An awful vision—a recollection, so unexpected, so ghostlike in that weird light that he thought he was losing his senses—stood before him. It moved forwards with staring eyeballs and white and open lips from which a horrible inarticulate sound issued that was the speech of no living man! With a single desperate, almost superhuman effort Stephen Forsyth bounded aside, leaped from the window, and ran like a madman from the house. Then the apparition trembled, collapsed, and sank in an undistinguishable heap to the ground.

When Josephine Forsyth returned an hour later with her mill foreman, she was startled to find her helpless patient in a fit on the floor of her room. With the assistance of her now converted and penitent employee, she had the unfortunate man conveyed to his room—but not until she had thoughtfully rearranged the disorder of her desk and closed the open drawers without attracting Dick Shipley's attention. In the morning, hearing that the patient was still in the semiconscious exhaustion of his late attack, but without seeing him, she sent for Dr. Duchesne. The doctor arrived while she was absent at the mill, where, after a careful examination of his patient, he sought her with some little excitement.

"Well?" she said, with eager gravity.

"Well, it looks as if your wish would be gratified. Your friend has had an epileptic fit, but the physical shock has started his mental machinery again. He has recovered his faculties; his memory is returning: he thinks and speaks coherently; he is as sane as you and I."

"And"—said Josephine, questioning the doctor's knitted eyebrows.

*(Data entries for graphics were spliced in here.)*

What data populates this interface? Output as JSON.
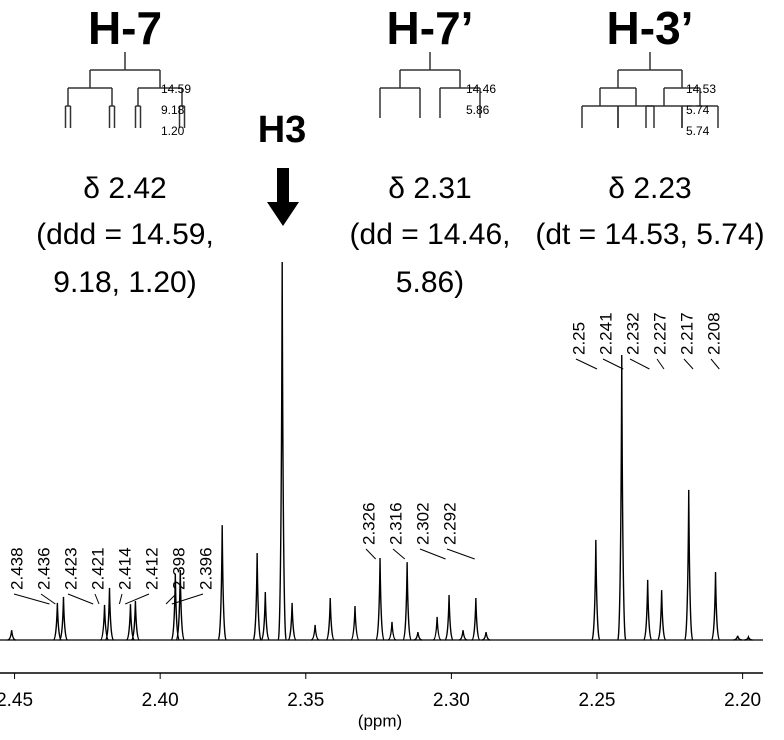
{
  "chart_data": {
    "type": "spectrum",
    "color": "#000000",
    "x": [
      2.451,
      2.4353,
      2.4332,
      2.4191,
      2.4174,
      2.4102,
      2.4085,
      2.3948,
      2.3931,
      2.3787,
      2.3667,
      2.3639,
      2.3581,
      2.3547,
      2.3468,
      2.3416,
      2.3331,
      2.3245,
      2.3204,
      2.3152,
      2.3115,
      2.3049,
      2.3008,
      2.296,
      2.2916,
      2.2881,
      2.2504,
      2.2415,
      2.2326,
      2.2278,
      2.2185,
      2.2093,
      2.2017,
      2.198
    ],
    "values": [
      2.6,
      9.8,
      11.4,
      9.3,
      13.8,
      9.5,
      10.3,
      17.5,
      18.5,
      30.4,
      23.0,
      12.7,
      100,
      9.8,
      4.0,
      11.1,
      9.0,
      21.7,
      4.8,
      20.6,
      2.1,
      6.1,
      11.9,
      2.6,
      11.1,
      2.1,
      26.5,
      75.4,
      15.9,
      13.2,
      39.7,
      18.0,
      1.1,
      0.8
    ],
    "xlim": [
      2.455,
      2.193
    ],
    "ylim": [
      0,
      100
    ],
    "xticks": [
      2.45,
      {
        "value": 2.4,
        "label": "2.40"
      },
      2.35,
      {
        "value": 2.3,
        "label": "2.30"
      },
      2.25,
      {
        "value": 2.2,
        "label": "2.20"
      }
    ],
    "xlabel": "(ppm)",
    "peak_labels": [
      2.438,
      2.436,
      2.423,
      2.421,
      2.414,
      2.412,
      2.398,
      2.396,
      2.326,
      2.316,
      2.302,
      2.292,
      2.25,
      2.241,
      2.232,
      2.227,
      2.217,
      2.208
    ],
    "annotation": "H3"
  },
  "multiplets": [
    {
      "title": "H-7",
      "shift": "δ 2.42",
      "lines": [
        "(ddd = 14.59,",
        "9.18, 1.20)"
      ],
      "couplings": [
        "14.59",
        "9.18",
        "1.20"
      ]
    },
    {
      "title": "H-7’",
      "shift": "δ 2.31",
      "lines": [
        "(dd = 14.46,",
        "5.86)"
      ],
      "couplings": [
        "14.46",
        "5.86"
      ]
    },
    {
      "title": "H-3’",
      "shift": "δ 2.23",
      "lines": [
        "(dt = 14.53, 5.74)"
      ],
      "couplings": [
        "14.53",
        "5.74",
        "5.74"
      ]
    }
  ]
}
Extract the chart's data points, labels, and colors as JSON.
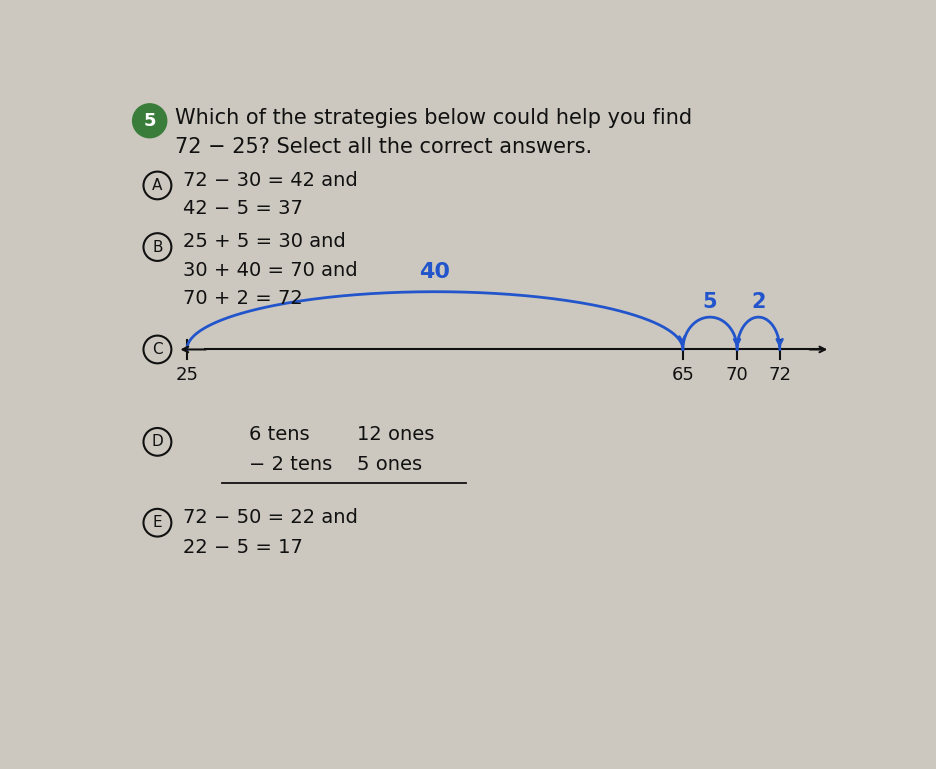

"I am not yet sure whether it was the result of some shock he doesn't remember; or an irritation of the brain, which would indicate that the operation had not been successful and that there was still some physical pressure or obstruction there—in which case he would be subject to these attacks all his life."

"Do you think his reason came before the fit or after?" asked the girl, anxiously.

"I couldn't say. Had anything happened?"

"I was away, and found him on the floor on my return," she answered, half uneasily. After a pause she said, "Then he has told you his name and all about himself?"

"Yes, it's nothing at all! He was a stranger just arrived from the States, going to the mines—the old story; had no near relations, of course; wasn't missed or asked after; remembers walking along the ridge and falling over; name, John Baxter, of Maine." He paused, and relaxing into a slight smile, added, "I haven't spoiled your romance, have I?"

"No," she said, with an answering smile. Then as the doctor walked briskly away she slightly knitted her pretty brows, hung her head, patted the ground with her little foot beyond the hem of her gown, and said to herself, "The man was lying to him."